Stevens came to the point.
“I know you’re going down to the Hill in a minute or two. Senator Matthews’ Office put out a list of the witnesses they’ll be hearing from this morning and it came across my desk last night. There’s something I want to talk to you about before you testify. Do you think I could stop by in a few moments and give you a lift? It’s on my way.”
Leslie Cheek had been delighted to accept the offer. The two men had ridden down Pennsylvania Avenue together in Tom Stevens’ car and, as they drove, Stevens had explained his problem.
“Look, Leslie,” he said. “This is strictly personal. Between us. I called you because I know you.”
They swung past the Executive Office Building and then the White House loomed up to the right, resplendent in the morning sun.
Stevens nodded in the direction of the historic building. “Believe me, Leslie, this is on the level. There are people in there who know I’m talking to you this morning. I don’t say the Man himself knows. He doesn’t need to know. Not yet. But there are guys on his staff, my kind of guys, who know and who approve. John Shearer is one of them. Do you follow me?”
Dr Leslie Cheek followed him. He had heard of John Shearer, the young man from California who served in effect as the President’s Chief of Staff. He nodded and waited for what was to come next.
But Tom Stevens had not been particularly forthcoming. He had simply said, as they were passing the new wing of the Smithsonian: “I can’t tell you the background. Not now. I may never be able to tell you the background. I just want you to know that there are very powerful reasons indeed for going ahead with a large-scale flu immunization program this fall. The Administration made a mistake in recommending the modest effort it did. But it’s not practical politics, for any number of reasons, to go in now with a new proposal. The HHS people will scream. But, frankly, if Senator Matthews’ SubCommittee came out with some fairly radical upgrading, we wouldn’t mind in the least.”
Leslie Cheek looked at his friend, as he drove.
“Why don’t you get to Matthews?”
A smile circled round the edge of Tom Stevens’ lips. “Oh, we have.
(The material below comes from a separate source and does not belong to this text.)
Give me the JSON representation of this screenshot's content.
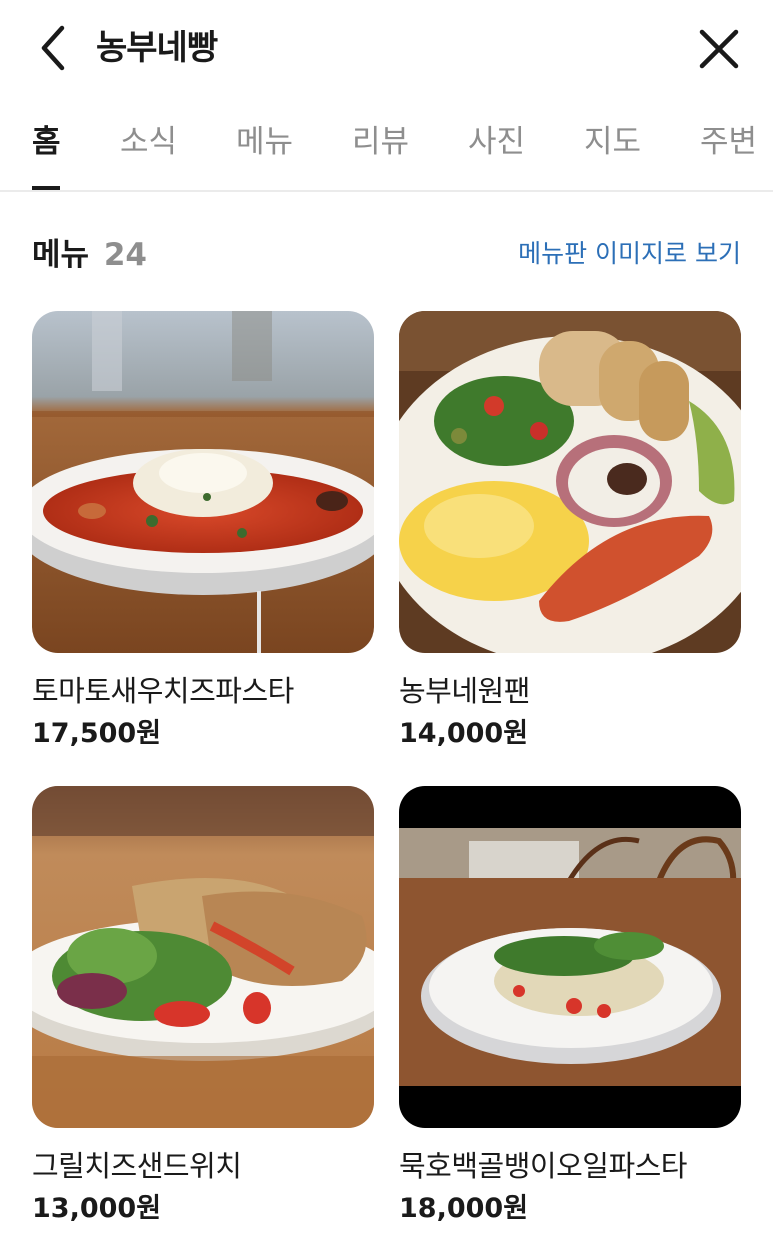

Believe me, we have.” Taking his eyes off the road for a moment, he looked Leslie Cheek straight in the eye.
“Don’t get me wrong, Leslie. I’m not asking you to violate your personal or professional conscience. I’m simply saying that if you have any doubts about the Administration’s proposal, then for heaven’s sake don’t keep them to yourself. Of course, if it doesn’t work, we’ll simply have to come at it some other way. If necessary, we can work on HHS to reformulate. But it would be neater, much neater if this thing came from the Committee — on its own initiative as it were. We feel the Administration needs to keep a certain distance on this one.”
It was delicately put. Leslie Cheek appreciated the tact that had informed the other man’s presentation. No one should ever ask a scientist to lie. But under certain circumstances it is quite permissible to ask a scientist to change the emphasis here and there.
“Tom,” he said as he got out of the car in front of the Dirksen Building, “I don’t really understand what you’re getting at. And I don’t suppose that I’m meant to understand, but I hear what you say and I’ll think about it.”